I’m obviously playing catch up with a number of posts I’ve been meaning to do. This was something from something I read back in November by Tom Limoncelli1, but was something I had planned on writing about anyway. The post, titled “Run, run, run, dead”, brings a nice analogy of things breaking in the analog/digital eras, and points out that as system administrators, we should be using the analog method of monitoring.
An analog radio (one with an old-fashion vacuum tube) sounds great at first, but you hear more static when the tube starts to wear out. Then the tube dies and you hear nothing. If you change the tube when it starts to degrade, you’ll never have a dead radio. (Assume, of course, you change the tube when your favorite radio show isn’t on.)
A transistor radio, on the other hand, is digital. It plays and plays and plays and then stops. Now, during your favorite song, you have to repair it.

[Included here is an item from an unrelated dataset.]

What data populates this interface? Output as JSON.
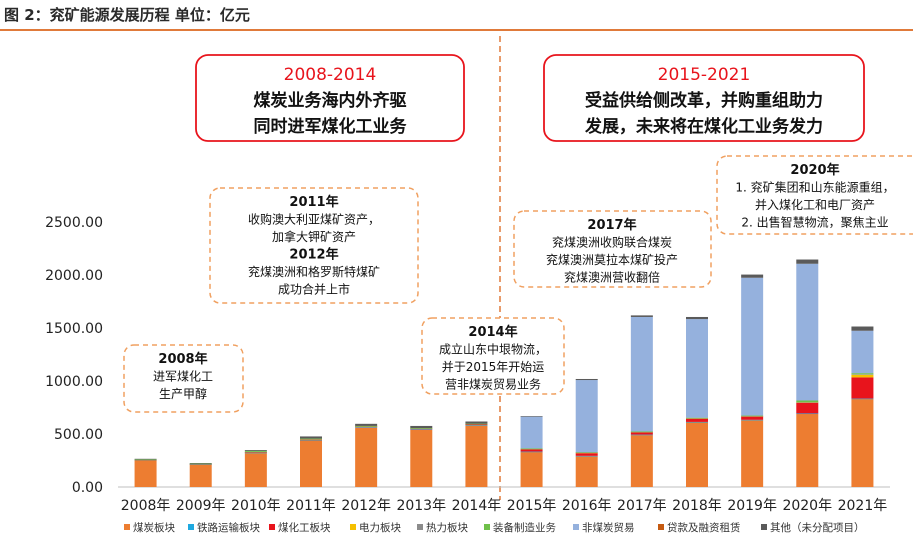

This is one of those great analogies that works well for the situation. Watching for the host to go down is reactive, it’s already too late (transistor radio), watching for stuff changing, and adapting your system(s) to it is proactive. Take for example the image to the right. This is Nagios monitoring our VPN server’s connection counts. The server was in a small subnet, with a restricted number of connections (30). Nagios warns to excessive connections at 25, and alerts critical at 27. This allows us to take a look, and bump duplicate connections, or excessive timed connections. This was a temporary solution, because like any good admin, we didn’t want to sit messing with peoples’ connections all the time, so we moved the server so we could give it a bigger block. In this scenario we reacted to the changing demand of the VPN server as we watched trends (the year graph shows a trend upwards from 10-15 up to the current 25-28).
This is just one example of a reactive monitor, we watch all kinds of metrics from memory, to disk space, to IO, to webserver connections, all the way through to bandwidth utilization on our connections and VPN tunnels.
Reactive is fine for up/down status, but no good way to plan for your future needs, or your current performance trends. If you’ve not read either of Tom’s books, and you’d a system administrator, you should.